Arun Kamireddy, MD, MBBS
Research fellow
Johns Hopkins University School of Medicine
Financial relationships: Full list of relationships is listed on the CME information page.
Clifford R. Weiss, MD, FSIR
Professor of Radiology and Biomedical Engineering
The Johns Hopkins Hospital
Financial relationships: Full list of relationships is listed on the CME information page.
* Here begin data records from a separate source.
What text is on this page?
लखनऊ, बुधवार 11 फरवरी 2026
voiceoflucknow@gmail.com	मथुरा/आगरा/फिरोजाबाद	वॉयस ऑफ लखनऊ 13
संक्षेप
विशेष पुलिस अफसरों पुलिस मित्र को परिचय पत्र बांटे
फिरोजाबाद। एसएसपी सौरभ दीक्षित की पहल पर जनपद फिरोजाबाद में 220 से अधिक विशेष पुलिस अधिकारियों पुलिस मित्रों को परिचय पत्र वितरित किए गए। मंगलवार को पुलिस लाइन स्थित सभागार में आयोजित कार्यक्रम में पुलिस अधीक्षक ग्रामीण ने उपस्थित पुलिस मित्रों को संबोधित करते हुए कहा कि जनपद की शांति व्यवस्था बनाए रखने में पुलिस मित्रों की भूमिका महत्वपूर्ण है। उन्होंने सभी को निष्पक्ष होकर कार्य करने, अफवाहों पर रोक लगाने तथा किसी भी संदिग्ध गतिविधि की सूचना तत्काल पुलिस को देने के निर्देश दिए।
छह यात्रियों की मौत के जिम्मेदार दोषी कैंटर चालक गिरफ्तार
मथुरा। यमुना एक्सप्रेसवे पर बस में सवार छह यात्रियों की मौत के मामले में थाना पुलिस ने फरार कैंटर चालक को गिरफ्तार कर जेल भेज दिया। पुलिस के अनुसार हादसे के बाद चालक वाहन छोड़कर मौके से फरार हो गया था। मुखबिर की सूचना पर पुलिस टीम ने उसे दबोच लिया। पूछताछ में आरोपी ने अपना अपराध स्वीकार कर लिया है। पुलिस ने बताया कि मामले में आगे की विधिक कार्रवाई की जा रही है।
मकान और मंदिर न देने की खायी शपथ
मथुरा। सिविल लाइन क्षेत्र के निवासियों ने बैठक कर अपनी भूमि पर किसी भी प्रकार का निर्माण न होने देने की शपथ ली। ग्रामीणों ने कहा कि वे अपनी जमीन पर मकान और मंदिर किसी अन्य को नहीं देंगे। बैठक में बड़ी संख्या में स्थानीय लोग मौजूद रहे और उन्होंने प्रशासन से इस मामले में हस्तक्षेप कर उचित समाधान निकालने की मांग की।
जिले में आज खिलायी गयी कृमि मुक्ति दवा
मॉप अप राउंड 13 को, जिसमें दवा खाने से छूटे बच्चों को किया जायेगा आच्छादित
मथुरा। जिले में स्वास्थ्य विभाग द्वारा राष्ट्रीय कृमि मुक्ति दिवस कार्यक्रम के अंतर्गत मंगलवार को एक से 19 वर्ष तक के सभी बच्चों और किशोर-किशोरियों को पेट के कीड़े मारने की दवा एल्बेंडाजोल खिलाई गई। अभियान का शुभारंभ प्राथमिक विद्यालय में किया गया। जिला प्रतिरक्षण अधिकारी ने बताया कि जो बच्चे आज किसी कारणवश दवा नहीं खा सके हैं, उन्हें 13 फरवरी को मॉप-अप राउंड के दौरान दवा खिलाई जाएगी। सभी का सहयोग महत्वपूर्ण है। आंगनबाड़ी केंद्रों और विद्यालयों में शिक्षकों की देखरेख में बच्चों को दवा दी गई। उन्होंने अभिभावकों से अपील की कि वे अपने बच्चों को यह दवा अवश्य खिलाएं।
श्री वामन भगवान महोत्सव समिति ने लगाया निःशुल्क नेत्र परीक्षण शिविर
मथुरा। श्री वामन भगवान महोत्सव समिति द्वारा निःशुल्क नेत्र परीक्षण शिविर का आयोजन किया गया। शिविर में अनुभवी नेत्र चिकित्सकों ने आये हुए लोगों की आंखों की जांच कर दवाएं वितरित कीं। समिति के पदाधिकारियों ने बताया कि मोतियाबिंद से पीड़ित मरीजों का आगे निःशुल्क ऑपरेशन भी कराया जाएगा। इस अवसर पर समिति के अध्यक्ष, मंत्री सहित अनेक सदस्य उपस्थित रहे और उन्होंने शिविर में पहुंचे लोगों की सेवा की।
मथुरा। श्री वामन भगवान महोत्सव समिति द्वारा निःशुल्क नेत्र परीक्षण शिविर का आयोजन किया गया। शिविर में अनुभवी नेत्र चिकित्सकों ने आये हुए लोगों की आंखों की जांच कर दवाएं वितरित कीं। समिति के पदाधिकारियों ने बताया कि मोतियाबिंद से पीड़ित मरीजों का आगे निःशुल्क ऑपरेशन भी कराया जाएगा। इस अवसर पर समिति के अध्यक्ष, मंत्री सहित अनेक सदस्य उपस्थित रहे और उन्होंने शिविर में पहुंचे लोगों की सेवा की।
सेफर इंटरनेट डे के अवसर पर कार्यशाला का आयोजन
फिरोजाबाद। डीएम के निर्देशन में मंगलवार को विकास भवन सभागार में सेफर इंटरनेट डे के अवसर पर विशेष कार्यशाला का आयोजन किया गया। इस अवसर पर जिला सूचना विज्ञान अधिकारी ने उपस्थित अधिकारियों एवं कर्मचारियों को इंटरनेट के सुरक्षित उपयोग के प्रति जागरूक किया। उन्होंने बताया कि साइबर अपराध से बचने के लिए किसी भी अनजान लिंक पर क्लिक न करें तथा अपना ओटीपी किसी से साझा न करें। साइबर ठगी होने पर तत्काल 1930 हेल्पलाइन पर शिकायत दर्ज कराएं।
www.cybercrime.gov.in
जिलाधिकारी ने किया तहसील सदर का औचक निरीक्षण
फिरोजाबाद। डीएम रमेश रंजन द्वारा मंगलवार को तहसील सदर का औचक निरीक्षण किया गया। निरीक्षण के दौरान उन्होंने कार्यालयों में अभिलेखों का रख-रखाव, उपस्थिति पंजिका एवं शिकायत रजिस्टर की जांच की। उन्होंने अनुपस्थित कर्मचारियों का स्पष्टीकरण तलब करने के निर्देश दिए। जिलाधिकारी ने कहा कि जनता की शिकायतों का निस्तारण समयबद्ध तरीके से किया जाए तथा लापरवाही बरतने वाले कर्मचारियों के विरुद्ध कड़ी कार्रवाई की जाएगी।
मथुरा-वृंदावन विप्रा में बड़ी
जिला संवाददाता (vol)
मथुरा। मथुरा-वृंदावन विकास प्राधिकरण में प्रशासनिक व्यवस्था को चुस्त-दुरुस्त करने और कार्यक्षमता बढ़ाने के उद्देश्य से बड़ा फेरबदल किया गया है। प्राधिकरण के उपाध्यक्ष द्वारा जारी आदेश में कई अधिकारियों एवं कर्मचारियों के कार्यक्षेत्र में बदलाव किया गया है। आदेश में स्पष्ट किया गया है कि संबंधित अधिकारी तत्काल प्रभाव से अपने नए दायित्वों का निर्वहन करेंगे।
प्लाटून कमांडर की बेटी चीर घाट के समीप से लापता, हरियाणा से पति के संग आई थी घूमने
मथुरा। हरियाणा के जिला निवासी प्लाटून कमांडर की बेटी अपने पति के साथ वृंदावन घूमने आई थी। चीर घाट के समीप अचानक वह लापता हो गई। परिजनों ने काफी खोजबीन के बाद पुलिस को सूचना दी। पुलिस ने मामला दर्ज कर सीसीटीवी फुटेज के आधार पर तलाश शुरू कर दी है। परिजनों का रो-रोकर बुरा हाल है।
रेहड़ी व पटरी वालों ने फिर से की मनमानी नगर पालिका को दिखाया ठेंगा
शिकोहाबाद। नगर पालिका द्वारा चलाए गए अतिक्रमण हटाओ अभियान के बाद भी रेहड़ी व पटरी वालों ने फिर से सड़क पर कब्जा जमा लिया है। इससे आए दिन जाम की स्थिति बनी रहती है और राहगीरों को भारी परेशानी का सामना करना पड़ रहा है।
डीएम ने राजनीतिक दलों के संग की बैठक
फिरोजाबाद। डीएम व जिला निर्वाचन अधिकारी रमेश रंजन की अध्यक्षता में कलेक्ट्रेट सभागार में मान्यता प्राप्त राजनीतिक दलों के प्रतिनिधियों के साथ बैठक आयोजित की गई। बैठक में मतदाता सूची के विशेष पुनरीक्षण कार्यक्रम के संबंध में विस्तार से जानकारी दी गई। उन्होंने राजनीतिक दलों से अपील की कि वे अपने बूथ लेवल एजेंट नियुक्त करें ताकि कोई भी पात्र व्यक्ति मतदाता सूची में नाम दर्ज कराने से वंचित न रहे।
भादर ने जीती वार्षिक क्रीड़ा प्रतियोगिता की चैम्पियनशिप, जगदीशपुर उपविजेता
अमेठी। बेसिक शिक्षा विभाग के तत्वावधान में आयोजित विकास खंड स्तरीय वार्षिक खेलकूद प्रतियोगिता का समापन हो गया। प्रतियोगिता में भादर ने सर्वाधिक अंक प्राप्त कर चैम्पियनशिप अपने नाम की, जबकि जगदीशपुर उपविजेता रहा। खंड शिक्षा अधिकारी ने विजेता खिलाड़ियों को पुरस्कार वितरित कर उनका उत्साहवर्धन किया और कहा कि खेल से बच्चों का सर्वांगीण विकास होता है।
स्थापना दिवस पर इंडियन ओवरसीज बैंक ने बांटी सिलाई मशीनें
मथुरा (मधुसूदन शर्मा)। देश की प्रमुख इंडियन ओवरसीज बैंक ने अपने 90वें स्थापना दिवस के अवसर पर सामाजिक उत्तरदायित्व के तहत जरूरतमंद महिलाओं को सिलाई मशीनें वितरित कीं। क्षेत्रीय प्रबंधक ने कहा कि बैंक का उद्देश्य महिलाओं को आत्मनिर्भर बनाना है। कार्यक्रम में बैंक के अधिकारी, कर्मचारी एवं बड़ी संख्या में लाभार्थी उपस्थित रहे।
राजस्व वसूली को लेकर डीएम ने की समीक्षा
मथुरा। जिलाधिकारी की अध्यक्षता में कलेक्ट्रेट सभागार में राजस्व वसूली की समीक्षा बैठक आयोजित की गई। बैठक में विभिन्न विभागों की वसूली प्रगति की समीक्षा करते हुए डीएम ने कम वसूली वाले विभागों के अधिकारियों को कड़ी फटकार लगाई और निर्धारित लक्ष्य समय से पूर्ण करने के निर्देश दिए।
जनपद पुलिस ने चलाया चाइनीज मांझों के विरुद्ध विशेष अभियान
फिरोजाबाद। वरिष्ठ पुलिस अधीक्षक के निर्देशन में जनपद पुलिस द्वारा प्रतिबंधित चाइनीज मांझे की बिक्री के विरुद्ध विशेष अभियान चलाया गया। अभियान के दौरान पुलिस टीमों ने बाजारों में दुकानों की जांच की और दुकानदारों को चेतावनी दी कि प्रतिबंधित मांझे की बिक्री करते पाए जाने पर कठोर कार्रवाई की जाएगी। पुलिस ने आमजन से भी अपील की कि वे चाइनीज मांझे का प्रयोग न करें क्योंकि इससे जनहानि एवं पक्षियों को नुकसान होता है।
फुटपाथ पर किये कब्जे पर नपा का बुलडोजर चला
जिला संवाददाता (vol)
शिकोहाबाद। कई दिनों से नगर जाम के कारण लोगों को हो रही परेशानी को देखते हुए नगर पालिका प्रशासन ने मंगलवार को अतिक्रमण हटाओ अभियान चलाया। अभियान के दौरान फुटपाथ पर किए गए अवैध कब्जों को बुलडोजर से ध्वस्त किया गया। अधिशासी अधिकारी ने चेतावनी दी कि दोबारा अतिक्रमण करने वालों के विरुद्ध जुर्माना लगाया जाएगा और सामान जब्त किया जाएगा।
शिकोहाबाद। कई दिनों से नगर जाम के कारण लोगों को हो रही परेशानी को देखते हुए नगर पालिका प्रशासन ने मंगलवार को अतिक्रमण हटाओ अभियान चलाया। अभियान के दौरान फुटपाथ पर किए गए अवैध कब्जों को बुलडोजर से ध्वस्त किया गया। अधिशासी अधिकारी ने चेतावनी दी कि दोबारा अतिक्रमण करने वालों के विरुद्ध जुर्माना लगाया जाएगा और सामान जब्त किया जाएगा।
To assess the prognostic value of radiomics features extracted from preprocedural imaging in predicting early recurrence and tumoral progression (defined as recurrence within 2 years) after ablative therapy.
Materials and methods:
A systematic search was conducted in Scopus, Web of Science, PubMed, and Embase to retrieve relevant studies. Inclusion criteria required studies to report the diagnostic accuracy of radiomics features for predicting the recurrence of very early and early stage HCC within two years following ablative procedures, including radiofrequency ablation, microwave ablation, and cryoablation. The pooled diagnostic accuracy of the radiomics models was determined using a random-effects model. Heterogeneity was assessed using the Q statistic and I2 index. Publication bias was evaluated using Deek’s Funnel plot. All statistical analyses were performed using Stata (Version 18) and the open-source R statistical software. The Radiomics Quality Score Version 2 was employed to assess methodological quality of the studies.
Results:
A total of 18 databases from 11 studies (6 MRI, 3 Ultrasound, and 2 CT) encompassing 1786 patients with HCC were included. Deek’s plot indicated no significant publication bias (P=0.4). Sixteen databases from 10 studies reported results for recurrence in a 2-year follow-up period. The pre-test probability of recurrence within 2 years was 49%. The pooled sensitivity, specificity, and area under the ROC curve were 0.738 (95% CI: 0.66-0.79), 0.765 (95% CI: 0.66-0.83), and 0.81 (95% CI: 0.77-0.84), respectively. Four studies, encompassing 8 datasets, reported results for a 1-year follow-up, with cumulative sensitivity and specificity of 0.9 (95% CI: 0.78-0.95) and 0.68 (95% CI: 0.62-0.74), respectively. The mean radiomics quality score of the studies was 23 ± 6 (34 ± 9%), indicating an overall low quality of the studies. None of the studies adhered to specific principles, such as cost-effectiveness evaluation, validation of radiomics pipelines using phantoms, or integration into clinical practice.
Conclusion:
Automated models based on radiomics features show good sensitivity and specificity in predicting early recurrence in early-stage HCC patients undergoing curative ablative therapy. The principal factor limiting the generalizability of the results is the significant heterogeneity observed in the methodologies and the low quality of the methodologies used. Future studies should place special focus on multi-center validation and design their methodologies in complete adherence to quality measure checklists.